Generally, a living will is a legal document that a person uses to make known his/her wishes regarding life extending treatments while suffering from an illness or in a permanent vegetative state. It is essential for a living will to be effective that the person directing it should be incapacitated and can no longer express his/her wishes.
This legal instrument directs that a person’s life not be artificially extended by extraordinary measures when there is no reasonable expectation of recovery from extreme physical or mental disability. The purpose of a living will is to make decisions regarding an incapacitated person’s life support and direct others to implement his/her desires in that respect. This is also known as a directive to physicians or declaration of a desire for a natural death.
Most states have living will legislation. Therefore, unless a legislative enactment recognizes the validity of living wills, the court cannot declare it a valid will. In Cruzan v. Dir., Mo. Dep’t of Health, 497 U.S. 261, 288 (U.S. 1990), the Supreme Court considered whether the petitioners, a female in a persistent vegetative state and her parent-guardians, had asserted a constitutionally-protected right to refuse life-sustaining medical treatment. It was concluded that the violation of an individual’s constitutional rights should be determined by balancing his/her liberty interests against the relevant state interests.
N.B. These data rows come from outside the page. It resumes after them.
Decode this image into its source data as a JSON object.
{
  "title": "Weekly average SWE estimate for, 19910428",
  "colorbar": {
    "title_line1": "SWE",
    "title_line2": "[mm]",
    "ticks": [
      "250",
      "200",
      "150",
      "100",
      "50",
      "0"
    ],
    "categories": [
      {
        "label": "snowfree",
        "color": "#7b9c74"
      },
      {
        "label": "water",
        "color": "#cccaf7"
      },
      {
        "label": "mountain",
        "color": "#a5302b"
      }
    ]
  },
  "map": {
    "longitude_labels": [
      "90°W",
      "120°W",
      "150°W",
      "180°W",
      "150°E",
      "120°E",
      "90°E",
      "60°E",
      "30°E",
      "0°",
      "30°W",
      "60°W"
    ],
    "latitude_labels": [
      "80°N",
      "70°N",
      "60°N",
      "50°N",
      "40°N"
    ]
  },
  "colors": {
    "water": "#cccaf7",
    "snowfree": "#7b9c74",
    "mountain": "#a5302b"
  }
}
The execution of a living will constitutes relevant evidence of a patient’s intent not to have life-sustaining medical intervention, although the state legislature is silent about enacting a statute recognizing the validity of living wills. Laws that govern living wills are different in each state. Most states have enacted various statutes in relation to the removal or withholding of life-sustaining treatment from terminally ill persons and classifying them with titles such as the Death With Dignity Act, the Health Care Surrogate Act, the Health Care Decisions Act, or the Living Will Act.
The state living will statutes recognize the existence of the right of a non-terminal person to refuse treatment. In re L.H.R., 253 Ga. 439 (Ga. 1984), the court stated that a competent adult patient has the right to refuse medical treatment in the absence of conflicting state interest and such a right rises to the level of a constitutional right which is not lost because of the incompetence or youth of the patient.